Awesome. If that is continuous at 107 dB (not just peaks) at the listening position that is indeed very loud - more than anyone would care to listen for more than a short period. Congrats!
@gdhal 

3 dB is twice the volume mathematically

Perception of a doubling in sound depends on the individual as well as the absolute loudness and frequency - so it is not really precise.
@gdhal

You are welcome to disagree with me and Alexander Graham Bell. Actually this  is what is so unique about Audiogon. Audiophiles define a different world in the way they see or hear it. A kind of Twilight zone where normal science does not apply. Fuses, ordinary wires, graphite paste and other sciences from other dimensions all apply here and regular laws of  physics are suspended. ;-)

https://www.britannica.com/science/decibel


@gdhal

The Triton Golden Ear Reference seems to have a linearity problem at quite modest volumes (90 dB). It looks like the AMT ribbon suffers from the problems that have always plagued these designs - lack of ability to produce even modestly high SPL without distortion. Infinity solved this problem by using arrays of the AMT but Triton Ref only has one.

You can see what I mean on these plots from Soundstage particularly the deviation from linearity.

http://www.soundstage.com/index.php?option=com_content&view=article&id=1770:nrc-measurements...

Of note also is the comb filtering of the AMT tweeter above 4KHz - this is due to the fact that the diaphragm is too large to produce these higher frequencies without interference and hence the comb like appearance of the frequency plot (lots of wiggles). The advantage of comb filtering is it can give a pleasing expansive effect - electric guitar players use it all the time to make guitars sound big - it makes it hard for the ear that detect the origin of the sound and will reduce pinpoint Soundstage on a stereo but conversely will make higher frequencies even bigger and expansive.

The Stereophile plots better show the comb filtering.
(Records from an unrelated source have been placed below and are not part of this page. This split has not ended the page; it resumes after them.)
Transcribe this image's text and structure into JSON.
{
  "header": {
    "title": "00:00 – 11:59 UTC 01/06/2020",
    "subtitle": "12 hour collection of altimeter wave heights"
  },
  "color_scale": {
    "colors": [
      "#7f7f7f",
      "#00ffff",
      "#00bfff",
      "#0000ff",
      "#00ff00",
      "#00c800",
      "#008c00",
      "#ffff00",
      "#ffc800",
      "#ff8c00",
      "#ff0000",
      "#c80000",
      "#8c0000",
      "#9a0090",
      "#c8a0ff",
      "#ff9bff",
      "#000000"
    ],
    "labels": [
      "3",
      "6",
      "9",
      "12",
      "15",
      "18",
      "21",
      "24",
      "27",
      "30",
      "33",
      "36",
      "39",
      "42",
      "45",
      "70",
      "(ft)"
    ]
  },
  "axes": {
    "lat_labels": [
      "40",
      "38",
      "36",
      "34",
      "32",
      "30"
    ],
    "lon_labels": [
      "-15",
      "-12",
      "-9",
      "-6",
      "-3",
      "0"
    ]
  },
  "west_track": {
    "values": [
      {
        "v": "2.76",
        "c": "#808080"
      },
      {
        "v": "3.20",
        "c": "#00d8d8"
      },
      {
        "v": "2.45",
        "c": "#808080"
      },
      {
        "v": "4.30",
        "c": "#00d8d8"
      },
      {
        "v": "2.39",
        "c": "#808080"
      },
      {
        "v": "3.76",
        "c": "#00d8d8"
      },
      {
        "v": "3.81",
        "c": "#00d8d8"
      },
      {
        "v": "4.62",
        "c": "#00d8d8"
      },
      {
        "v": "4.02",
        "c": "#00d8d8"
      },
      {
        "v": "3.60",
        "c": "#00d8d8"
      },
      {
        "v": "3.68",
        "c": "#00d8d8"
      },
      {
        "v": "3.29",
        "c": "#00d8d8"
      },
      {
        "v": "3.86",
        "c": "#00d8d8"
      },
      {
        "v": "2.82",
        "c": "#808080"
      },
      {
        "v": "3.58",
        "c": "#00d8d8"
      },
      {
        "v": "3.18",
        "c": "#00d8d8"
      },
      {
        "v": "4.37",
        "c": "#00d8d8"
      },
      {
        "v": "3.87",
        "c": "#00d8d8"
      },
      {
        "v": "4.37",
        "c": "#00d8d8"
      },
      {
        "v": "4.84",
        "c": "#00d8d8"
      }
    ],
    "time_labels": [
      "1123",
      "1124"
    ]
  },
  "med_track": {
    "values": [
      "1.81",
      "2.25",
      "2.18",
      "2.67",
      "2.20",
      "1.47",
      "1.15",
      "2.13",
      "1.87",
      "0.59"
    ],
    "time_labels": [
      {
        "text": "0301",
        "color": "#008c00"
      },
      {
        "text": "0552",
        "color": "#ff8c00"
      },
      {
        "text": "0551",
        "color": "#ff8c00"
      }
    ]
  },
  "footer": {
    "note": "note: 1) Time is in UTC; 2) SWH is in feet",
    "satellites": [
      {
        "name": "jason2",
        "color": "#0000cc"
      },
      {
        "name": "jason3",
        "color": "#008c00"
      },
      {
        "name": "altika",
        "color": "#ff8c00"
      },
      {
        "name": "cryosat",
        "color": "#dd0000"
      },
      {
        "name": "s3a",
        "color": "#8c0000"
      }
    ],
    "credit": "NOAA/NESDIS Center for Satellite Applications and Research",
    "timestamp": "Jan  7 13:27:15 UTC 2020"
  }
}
Note that off axis is the first to be affected which is because of the different distance the sound travels from either side of the large (compared to a conventional tweeter) diaphragm of the AMT.

https://www.stereophile.com/images/118GETRfig4.jpg


@gdhal

You will find few if any speakers that Soundstage found capable of true high fidelity at 95 dB and above. We agree on that point.

That said the Vivid Giya G2 performs well - this is an example of high fidelity at higher SPL

https://www.soundstage.com/index.php?option=com_content&view=article&id=685:nrc-measurements...

As far the definition of Decibel you found it. Sound intensity or volume indeed doubles for roughly each 3dB in SPL which is a mathematical certainty due to the formula. Doubling to the perception of the listener  is whatever it may be. Perception isn’t what you get from SPL measurements using a sound meter.

@gdhal

I am surprised we cannot agree. To clarify, a speaker that plays to 90 dB SPL before distorting and non-linear behaviour commences is still true high fidelity up to the point it starts distorting. Above that level - well I thought this would be intuitive - the speaker is no longer high fidelity.

As for the Decibel and what is volume level (sound intensity), I guess I leave that to you to decide how you feel these terms are best defined. Your terminology usage and meaning simply does not match normal audio engineering convention and I have no ability to guess what you mean by any of these terms.

None of this is all that important. No offences intended. Disagreement is healthy and that is how we all learn.